Every language model has a maximum number of tokens it can process at once, known as its context window. This is one of the most important practical constraints when working with LLMs, and it is measured entirely in tokens, not words or characters.

Model Context Window Approx. Words Approx. Pages
GPT-3.5 4,096 tokens ~3,000 words ~6 pages
GPT-4 8,192 / 128K tokens ~6,000 / ~96,000 words ~12 / ~192 pages
Claude 3 200K tokens ~150,000 words ~300 pages
Gemini 1.5 Pro 1M+ tokens ~750,000 words ~1,500 pages

Why Token Limits Matter for Cost

API pricing for LLMs is based on tokens consumed (input + output). A verbose prompt that uses 2,000 tokens costs twice as much as a concise 1,000-token prompt producing the same result. Efficient prompt engineering is, at its core, token engineering.

How Languages Tokenize Differently

Tokenization is not equal across languages, and this has real consequences for cost, performance, and fairness in multilingual AI systems.

🇬🇧

English

English tokenizes efficiently because most tokenizers are trained primarily on English text. Common English words are single tokens. The sentence "The cat sat on the mat" is typically 6-7 tokens.

🇯🇵

Japanese / Chinese

CJK languages often require more tokens per concept because characters may be split into byte-level pieces. A single Japanese kanji character might consume 2-3 tokens.
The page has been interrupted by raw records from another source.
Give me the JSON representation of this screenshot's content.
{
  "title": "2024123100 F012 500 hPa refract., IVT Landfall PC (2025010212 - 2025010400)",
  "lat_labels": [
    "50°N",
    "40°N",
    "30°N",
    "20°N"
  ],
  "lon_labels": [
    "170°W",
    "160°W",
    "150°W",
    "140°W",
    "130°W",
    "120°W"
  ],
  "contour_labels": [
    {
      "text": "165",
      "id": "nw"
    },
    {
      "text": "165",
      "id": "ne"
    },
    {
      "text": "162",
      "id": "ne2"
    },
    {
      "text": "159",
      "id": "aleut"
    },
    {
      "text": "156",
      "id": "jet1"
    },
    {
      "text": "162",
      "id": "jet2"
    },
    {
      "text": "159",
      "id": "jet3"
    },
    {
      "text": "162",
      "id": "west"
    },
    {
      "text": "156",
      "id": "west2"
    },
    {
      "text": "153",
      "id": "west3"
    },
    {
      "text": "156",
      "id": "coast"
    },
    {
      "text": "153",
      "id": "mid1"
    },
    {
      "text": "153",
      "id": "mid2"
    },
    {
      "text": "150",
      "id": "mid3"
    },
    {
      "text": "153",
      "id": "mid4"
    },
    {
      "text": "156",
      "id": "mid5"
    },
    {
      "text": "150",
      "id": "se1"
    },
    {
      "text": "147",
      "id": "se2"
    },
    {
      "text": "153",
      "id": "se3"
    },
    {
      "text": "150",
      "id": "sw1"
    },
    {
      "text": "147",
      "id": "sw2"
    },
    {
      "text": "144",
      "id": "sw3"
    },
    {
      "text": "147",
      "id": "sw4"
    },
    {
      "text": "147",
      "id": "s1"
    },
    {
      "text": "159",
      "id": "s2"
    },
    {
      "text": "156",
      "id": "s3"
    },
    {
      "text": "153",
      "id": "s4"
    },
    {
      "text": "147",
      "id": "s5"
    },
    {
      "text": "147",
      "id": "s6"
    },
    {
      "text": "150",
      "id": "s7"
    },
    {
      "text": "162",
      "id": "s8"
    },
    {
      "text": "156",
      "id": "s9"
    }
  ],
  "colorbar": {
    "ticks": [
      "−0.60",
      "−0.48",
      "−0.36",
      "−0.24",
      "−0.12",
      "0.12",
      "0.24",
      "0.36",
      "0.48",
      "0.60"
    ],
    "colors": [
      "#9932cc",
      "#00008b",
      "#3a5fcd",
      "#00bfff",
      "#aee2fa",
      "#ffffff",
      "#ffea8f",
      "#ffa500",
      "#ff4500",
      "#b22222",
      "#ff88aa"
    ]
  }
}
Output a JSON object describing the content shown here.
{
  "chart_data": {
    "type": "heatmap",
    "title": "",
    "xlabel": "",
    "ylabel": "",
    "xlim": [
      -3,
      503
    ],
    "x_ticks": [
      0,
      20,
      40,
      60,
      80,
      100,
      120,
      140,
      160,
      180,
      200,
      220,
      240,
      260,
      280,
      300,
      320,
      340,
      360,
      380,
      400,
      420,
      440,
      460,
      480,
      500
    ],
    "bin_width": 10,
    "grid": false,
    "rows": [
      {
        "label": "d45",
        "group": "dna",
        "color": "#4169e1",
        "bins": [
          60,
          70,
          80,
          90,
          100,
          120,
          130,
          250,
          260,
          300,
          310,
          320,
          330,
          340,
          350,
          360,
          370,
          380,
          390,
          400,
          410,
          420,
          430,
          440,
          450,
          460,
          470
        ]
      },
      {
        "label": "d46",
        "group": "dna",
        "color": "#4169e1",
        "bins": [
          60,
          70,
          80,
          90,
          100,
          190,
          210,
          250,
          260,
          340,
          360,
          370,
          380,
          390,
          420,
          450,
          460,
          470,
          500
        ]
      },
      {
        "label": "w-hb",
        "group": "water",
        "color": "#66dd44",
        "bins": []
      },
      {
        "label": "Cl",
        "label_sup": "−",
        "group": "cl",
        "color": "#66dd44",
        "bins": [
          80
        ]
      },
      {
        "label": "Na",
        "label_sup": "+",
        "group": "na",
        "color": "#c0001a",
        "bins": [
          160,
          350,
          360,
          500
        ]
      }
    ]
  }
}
This means Japanese text can cost 2-3 times more to process than equivalent English text.

🇮🇳

Hindi / Arabic

Languages with complex scripts and rich morphology tend to fragment more. A Hindi word might split into 3-5 tokens where the English equivalent is just 1. This "tokenization tax" means non-English users get less value from the same context window.

The Tokenization Fairness Problem

Because most tokenizers are trained on English-heavy datasets, they develop larger vocabularies for English sub-words. Non-English languages are under-represented, leading to more fragmentation, higher costs, and lower effective context lengths. This is an active area of research, with multilingual tokenizers like SentencePiece designed specifically to address this disparity.

Why Tokenization Matters for Model Performance

Tokenization is not just a preprocessing step. It fundamentally shapes what a model can learn and how well it performs.

📈

Vocabulary Size Trade-off

A larger vocabulary means more words can be single tokens (faster, more efficient), but the embedding matrix grows larger, consuming more memory. A smaller vocabulary is more compact, but text fragments into more tokens, slowing processing and reducing effective context length. Most modern models use 30,000 to 100,000 tokens.

💻

Code and Special Characters

Tokenizers must handle not just natural language but also code, mathematical notation, URLs, and special characters. Modern tokenizers like those in GPT-4 and Code Llama are specifically trained on code corpora to tokenize programming languages efficiently, keeping common code patterns as single tokens.

🔢

Arithmetic and Numbers

Numbers are notoriously tricky for tokenizers. "123456" might be tokenized as ["123", "456"] or ["1", "234", "56"], making it difficult for models to perform arithmetic. This is one reason LLMs struggle with math: they do not see numbers as numbers but as arbitrary sub-word chunks.